17      The Smaxwells argue that despite the aforementioned cases contradicting their cause of action, public policy favors the Pattermann standard for landowner liability in dog bite cases, arguing that “[t]he time has come for all Wisconsin Courts to recognize that dog owners should not be the only parties responsible for protecting citizens from the risks posed by known dangerous animals.”  However, as we have stated so many times in the past, we are bound by the law as it exists; we have no authority to overrule, modify or withdraw language of another court of appeals decision or a supreme court decision.  Malone, 217 Wis. 2d at 759.  We are an error-correcting court; public policy considerations are not for us to determine but are considerations to be addressed by the Wisconsin Supreme Court.  See State v.
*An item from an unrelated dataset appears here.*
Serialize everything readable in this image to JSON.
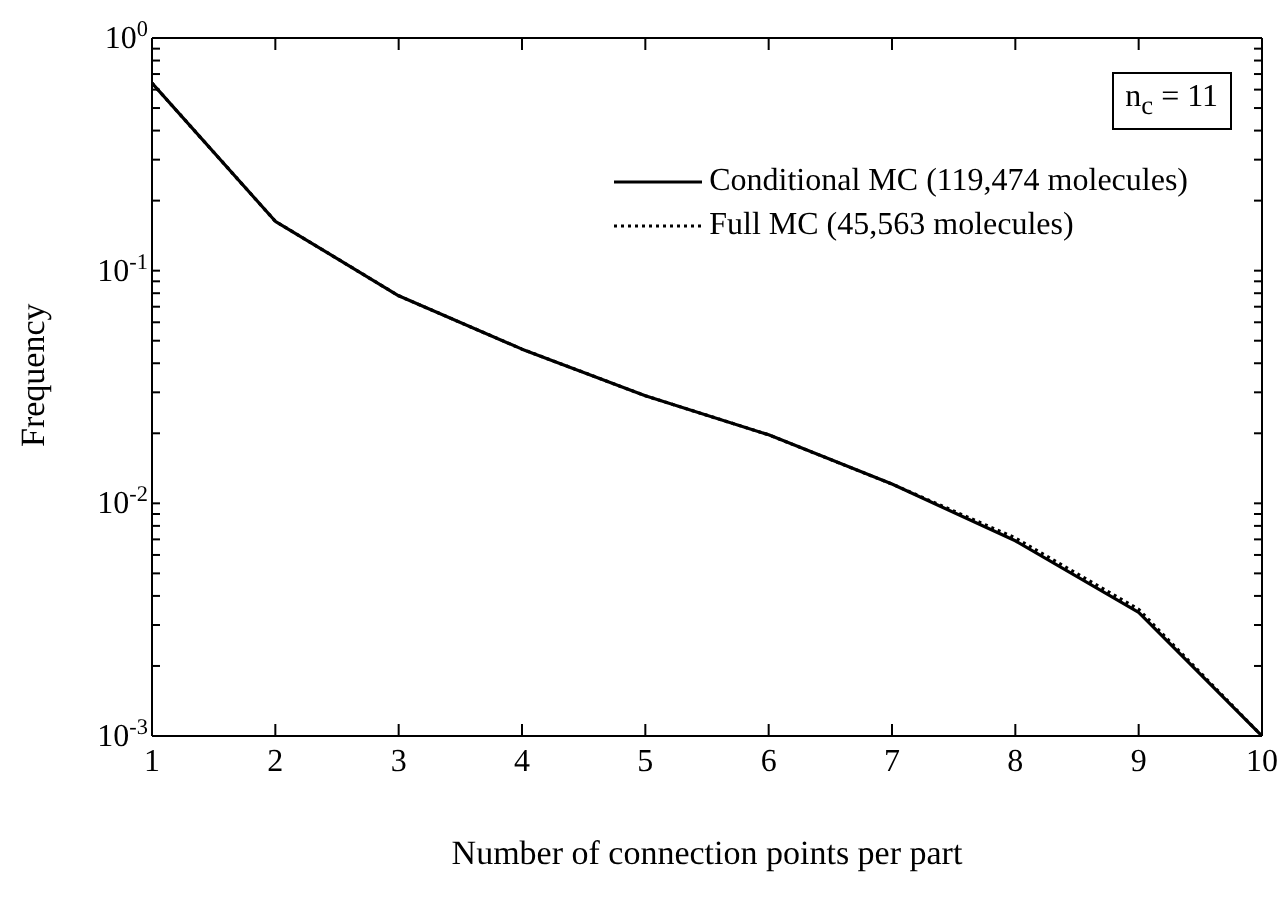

Schumacher, 144 Wis. 2d 388, 407, 424 N.W.2d 672 (1988). 

CONCLUSION

18      We agree with the circuit court that Thompson’s actions, even if negligent, could not form the basis for liability under Wisconsin law as a landlord cannot be liable under the common law for any injuries caused by a tenant’s dog.  We therefore affirm the summary judgment. 

            By the Court.—Judgment affirmed. 

            Not recommended for publication in the official reports.

 


 

 



[1]  All references to the Wisconsin Statutes are to the 2001-02 version unless otherwise noted.

[2]  The Smaxwells also argue that we “failed to effectively distinguish Pattermann” in Malone.  While we, of course, disagree with this conclusion, Malone remains a valid, unreversed opinion and we have no authority to overrule, modify or withdraw language from our previous decisions.  Cook v. Cook, 208 Wis. 2d 166, 185-90, 560 N.W.2d 246 (1997).